Amig's testimony that she observed another unidentified inmate's urine specimen being sent directly to the lab, even viewed in the light most favorable to Amig, is not sufficient to establish that other similarly-situated individuals, namely in-county inmates at the MCCF, were treated more favorably than she was. Amig has not asserted that this unidentified inmate was on work release, nor has she asserted that he was an in-county inmate.
Summary judgment should be granted where a party “fails to make a showing sufficient to establish the existence of an element essential to that party's case, and on which that party will bear the burden at trial.” Celotex, 477 U.S. at 322-23. Further, the non-moving party's evidence “must amount to more than a scintilla, but may amount to less (in the evaluation of the court) than a preponderance.” Saldana, 260 F.3d at 232. Amig has not made such a showing here. She replies upon her own testimony about how she was treated, the testimony of Berrier, who was treated similarly to her, and her own testimony about observing the treatment of an unspecified inmate whom she has not established was similarly situated. Amig has not provided any admissible evidence from which a reasonable juror could infer that in-county inmates were treated more favorably than Amig as an out-of-county inmate. Additionally, Stalnaker testified in his deposition that any work release inmate who initially provided a baseline negative drug test would be immediately pulled from work release after a positive drug test. (Doc. 52, ¶ 54.) He also noted that issuing a misconduct and placing the inmate in the RHU would be part of the usual consequences of an inmate who failed a drug test under those circumstances. (Id. ¶ 55.) Furthermore, Garver stated the same in his deposition. (Doc. 56-1, pp. 36-37.) Amig has not offered admissible evidence to show a dispute as to this material fact.
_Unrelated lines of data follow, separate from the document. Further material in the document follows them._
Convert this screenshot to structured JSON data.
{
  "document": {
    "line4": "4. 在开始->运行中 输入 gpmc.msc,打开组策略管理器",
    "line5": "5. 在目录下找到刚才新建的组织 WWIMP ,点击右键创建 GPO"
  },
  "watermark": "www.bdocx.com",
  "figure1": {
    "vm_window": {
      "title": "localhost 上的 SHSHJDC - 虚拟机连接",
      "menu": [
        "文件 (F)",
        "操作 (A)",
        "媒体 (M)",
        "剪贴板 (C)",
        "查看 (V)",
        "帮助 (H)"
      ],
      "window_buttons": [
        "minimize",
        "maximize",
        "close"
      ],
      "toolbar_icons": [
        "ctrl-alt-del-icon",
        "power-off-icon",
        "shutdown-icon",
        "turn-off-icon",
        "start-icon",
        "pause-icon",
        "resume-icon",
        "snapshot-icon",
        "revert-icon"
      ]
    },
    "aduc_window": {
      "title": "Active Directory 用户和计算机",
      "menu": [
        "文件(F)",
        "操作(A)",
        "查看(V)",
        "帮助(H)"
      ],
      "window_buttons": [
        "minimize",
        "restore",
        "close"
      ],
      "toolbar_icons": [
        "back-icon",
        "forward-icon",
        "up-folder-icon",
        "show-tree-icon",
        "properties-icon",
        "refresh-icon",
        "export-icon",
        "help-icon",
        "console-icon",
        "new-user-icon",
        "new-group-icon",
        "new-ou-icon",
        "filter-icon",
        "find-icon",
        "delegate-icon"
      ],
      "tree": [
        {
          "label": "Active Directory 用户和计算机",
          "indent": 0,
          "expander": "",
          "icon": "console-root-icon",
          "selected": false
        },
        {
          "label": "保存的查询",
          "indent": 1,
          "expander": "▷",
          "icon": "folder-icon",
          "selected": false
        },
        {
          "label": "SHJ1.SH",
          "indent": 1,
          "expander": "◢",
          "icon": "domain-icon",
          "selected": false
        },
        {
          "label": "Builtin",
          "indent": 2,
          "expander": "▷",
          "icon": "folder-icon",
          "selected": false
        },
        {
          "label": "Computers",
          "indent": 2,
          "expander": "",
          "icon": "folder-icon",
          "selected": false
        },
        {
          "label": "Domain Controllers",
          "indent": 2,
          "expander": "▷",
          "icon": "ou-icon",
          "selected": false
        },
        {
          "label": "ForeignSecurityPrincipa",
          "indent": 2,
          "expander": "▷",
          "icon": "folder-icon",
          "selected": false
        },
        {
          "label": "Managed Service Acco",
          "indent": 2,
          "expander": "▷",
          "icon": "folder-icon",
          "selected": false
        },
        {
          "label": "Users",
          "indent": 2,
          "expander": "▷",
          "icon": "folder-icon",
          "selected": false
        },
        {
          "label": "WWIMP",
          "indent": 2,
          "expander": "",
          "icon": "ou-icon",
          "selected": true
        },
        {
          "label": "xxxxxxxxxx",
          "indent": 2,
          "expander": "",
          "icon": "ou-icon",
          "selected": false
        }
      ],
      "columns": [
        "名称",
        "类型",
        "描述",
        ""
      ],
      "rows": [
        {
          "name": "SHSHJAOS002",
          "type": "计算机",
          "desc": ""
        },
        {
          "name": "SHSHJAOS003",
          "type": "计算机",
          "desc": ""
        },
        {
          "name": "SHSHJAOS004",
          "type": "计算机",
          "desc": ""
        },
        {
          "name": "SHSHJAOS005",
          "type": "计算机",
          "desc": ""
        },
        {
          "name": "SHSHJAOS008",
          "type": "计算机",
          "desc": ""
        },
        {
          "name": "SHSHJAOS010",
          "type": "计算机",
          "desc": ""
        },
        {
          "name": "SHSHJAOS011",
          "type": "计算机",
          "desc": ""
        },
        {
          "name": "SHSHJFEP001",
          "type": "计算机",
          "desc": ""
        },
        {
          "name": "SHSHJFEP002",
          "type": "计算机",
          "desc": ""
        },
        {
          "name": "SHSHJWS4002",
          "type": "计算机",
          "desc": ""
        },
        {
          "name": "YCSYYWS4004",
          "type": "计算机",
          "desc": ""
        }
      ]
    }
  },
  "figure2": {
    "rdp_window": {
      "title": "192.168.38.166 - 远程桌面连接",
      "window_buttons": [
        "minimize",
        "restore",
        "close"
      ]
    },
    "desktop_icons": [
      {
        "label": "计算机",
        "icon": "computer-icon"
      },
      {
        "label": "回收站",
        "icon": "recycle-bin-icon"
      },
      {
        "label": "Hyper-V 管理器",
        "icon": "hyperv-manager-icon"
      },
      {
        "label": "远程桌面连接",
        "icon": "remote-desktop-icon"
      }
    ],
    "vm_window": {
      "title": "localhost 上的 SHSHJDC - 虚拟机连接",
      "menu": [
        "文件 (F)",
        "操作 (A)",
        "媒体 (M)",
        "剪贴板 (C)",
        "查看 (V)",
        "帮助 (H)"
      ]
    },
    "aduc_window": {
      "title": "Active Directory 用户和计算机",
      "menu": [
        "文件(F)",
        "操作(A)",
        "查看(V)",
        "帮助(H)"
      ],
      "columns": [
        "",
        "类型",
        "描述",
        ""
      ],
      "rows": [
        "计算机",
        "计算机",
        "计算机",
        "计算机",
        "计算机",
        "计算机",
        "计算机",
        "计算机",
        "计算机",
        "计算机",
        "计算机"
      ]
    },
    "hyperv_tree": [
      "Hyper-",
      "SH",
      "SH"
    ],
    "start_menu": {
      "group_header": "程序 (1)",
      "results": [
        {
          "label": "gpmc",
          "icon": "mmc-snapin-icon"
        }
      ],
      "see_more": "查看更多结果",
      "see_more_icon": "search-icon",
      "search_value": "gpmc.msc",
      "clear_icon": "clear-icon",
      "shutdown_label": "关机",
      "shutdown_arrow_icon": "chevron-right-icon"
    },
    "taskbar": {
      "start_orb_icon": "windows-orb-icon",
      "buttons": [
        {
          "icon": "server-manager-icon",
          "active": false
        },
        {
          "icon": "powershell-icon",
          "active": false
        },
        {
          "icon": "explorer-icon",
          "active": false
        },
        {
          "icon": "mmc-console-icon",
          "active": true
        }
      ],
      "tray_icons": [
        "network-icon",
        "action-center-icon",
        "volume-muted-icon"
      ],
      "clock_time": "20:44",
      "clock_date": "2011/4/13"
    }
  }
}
Accordingly, the County Defendants are entitled to summary judgment on these claims and their motion will be granted.
Interestingly, Berrier, also stated in his deposition that his cellmate in the RHU, Frankie Wilt, was a trustee and similarly had his privileges revoked based on a failed drug test because it was sent out and came back negative. (Doc. 52, ¶ 51.) Berrier further stated that he believed Frankie Wilt was an in-county inmate. (Id. ¶ 52.)
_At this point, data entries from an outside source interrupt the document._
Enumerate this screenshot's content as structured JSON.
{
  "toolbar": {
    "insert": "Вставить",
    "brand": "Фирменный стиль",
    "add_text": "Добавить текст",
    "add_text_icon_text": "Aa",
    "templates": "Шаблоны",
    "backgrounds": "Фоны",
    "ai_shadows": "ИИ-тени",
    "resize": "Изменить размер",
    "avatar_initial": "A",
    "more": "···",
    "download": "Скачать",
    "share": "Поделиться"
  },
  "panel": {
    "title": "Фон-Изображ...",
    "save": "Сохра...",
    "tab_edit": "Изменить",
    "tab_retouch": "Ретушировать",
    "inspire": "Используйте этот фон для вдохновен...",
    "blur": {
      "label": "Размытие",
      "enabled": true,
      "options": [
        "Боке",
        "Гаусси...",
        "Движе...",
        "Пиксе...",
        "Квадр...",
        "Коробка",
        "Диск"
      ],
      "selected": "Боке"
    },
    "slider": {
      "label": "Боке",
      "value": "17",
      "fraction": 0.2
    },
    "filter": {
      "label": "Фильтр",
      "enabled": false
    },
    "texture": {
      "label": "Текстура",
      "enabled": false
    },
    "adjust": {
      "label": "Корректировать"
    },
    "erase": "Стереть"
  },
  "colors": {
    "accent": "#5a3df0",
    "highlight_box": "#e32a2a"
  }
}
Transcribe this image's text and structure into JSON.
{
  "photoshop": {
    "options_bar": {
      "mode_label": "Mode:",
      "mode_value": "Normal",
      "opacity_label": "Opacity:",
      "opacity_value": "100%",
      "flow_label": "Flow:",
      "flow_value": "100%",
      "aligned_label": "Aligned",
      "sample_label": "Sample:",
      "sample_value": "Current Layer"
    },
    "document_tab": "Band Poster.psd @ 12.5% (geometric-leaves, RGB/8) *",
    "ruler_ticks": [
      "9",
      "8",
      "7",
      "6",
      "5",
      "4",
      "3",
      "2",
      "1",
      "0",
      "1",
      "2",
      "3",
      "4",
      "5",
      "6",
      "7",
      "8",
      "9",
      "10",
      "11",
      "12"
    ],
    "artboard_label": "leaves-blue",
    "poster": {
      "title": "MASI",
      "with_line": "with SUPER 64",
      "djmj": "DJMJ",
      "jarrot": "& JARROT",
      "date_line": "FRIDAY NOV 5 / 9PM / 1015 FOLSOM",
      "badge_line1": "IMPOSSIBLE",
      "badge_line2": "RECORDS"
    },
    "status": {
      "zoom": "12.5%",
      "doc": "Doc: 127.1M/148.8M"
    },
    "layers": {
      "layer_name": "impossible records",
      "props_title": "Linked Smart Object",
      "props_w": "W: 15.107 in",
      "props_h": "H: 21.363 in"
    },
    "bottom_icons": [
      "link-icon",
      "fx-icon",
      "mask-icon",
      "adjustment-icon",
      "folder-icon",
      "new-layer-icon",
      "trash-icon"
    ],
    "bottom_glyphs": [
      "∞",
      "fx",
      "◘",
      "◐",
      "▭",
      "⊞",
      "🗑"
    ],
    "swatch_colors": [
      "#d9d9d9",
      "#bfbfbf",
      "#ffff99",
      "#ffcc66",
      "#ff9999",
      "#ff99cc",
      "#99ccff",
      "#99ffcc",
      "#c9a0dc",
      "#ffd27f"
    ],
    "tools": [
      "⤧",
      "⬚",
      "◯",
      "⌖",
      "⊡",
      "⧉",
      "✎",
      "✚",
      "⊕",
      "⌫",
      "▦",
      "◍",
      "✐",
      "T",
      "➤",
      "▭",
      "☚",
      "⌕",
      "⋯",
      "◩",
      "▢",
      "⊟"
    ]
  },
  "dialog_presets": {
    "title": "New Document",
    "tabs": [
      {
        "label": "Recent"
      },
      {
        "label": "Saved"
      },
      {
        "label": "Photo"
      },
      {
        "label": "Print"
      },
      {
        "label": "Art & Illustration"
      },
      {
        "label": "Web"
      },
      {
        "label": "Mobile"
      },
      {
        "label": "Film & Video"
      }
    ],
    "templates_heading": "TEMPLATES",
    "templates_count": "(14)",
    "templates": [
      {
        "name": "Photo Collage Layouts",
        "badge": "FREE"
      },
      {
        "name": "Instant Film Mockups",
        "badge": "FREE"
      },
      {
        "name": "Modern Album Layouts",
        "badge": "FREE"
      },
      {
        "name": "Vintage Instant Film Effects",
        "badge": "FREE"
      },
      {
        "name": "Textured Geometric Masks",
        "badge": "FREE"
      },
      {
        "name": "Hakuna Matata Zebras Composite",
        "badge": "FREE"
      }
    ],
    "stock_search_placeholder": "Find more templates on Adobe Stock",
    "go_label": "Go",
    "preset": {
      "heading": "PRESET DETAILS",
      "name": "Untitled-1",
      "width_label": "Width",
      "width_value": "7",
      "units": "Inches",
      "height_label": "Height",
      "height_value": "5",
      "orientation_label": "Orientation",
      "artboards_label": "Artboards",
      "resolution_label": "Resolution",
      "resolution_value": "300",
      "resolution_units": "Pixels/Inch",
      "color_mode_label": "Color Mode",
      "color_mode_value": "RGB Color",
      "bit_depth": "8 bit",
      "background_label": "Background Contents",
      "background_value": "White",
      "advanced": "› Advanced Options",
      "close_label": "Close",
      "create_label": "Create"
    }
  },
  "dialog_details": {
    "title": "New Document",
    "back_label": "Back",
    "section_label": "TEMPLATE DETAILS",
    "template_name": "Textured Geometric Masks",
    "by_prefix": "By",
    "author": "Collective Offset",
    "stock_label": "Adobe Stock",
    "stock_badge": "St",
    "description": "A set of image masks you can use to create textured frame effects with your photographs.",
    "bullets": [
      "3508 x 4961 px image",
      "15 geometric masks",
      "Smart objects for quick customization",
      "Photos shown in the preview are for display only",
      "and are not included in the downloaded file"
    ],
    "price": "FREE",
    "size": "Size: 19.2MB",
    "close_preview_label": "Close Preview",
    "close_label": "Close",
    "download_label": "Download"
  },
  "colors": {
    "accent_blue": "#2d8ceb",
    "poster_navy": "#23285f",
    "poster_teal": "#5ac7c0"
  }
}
The theory of the supervisory claim against Garner is premised on a finding that a supervisor, “with deliberate indifference to the consequences, established and maintained a policy, practice or custom which directed or caused [the] constitutional harm.” A.M. ex rel. J.M.K. v. Luzerne Cnty. Juvenile Det. Ctr., 372 F.3d 572, 586 (3d Cir. 2004) (quoting Stoneking v. Bradford Area Sch. Dist., 882 F.2d 720, 725 (3d Cir. 1989)). The underlying constitutional harm Amig alleged in the complaint is an equal protection claim. Because the court finds no equal protection violation, there can be no supervisory liability. Likewise, it is well-established that a litigant cannot advance a Monell claim against a municipal entity in the absence of an underlying constitutional violation. See Johnson v. City of Phila., 837 F.3d 343, 354 (3d Cir. 2016); see also Grazier ex rel. White v. City of Phila., 328 F.3d 120, 124 (3d Cir. 2003).
Conclusion
For the foregoing reasons, the court will grant the County Defendants' motion for summary judgment. (Doc. 51.) An appropriate order will issue.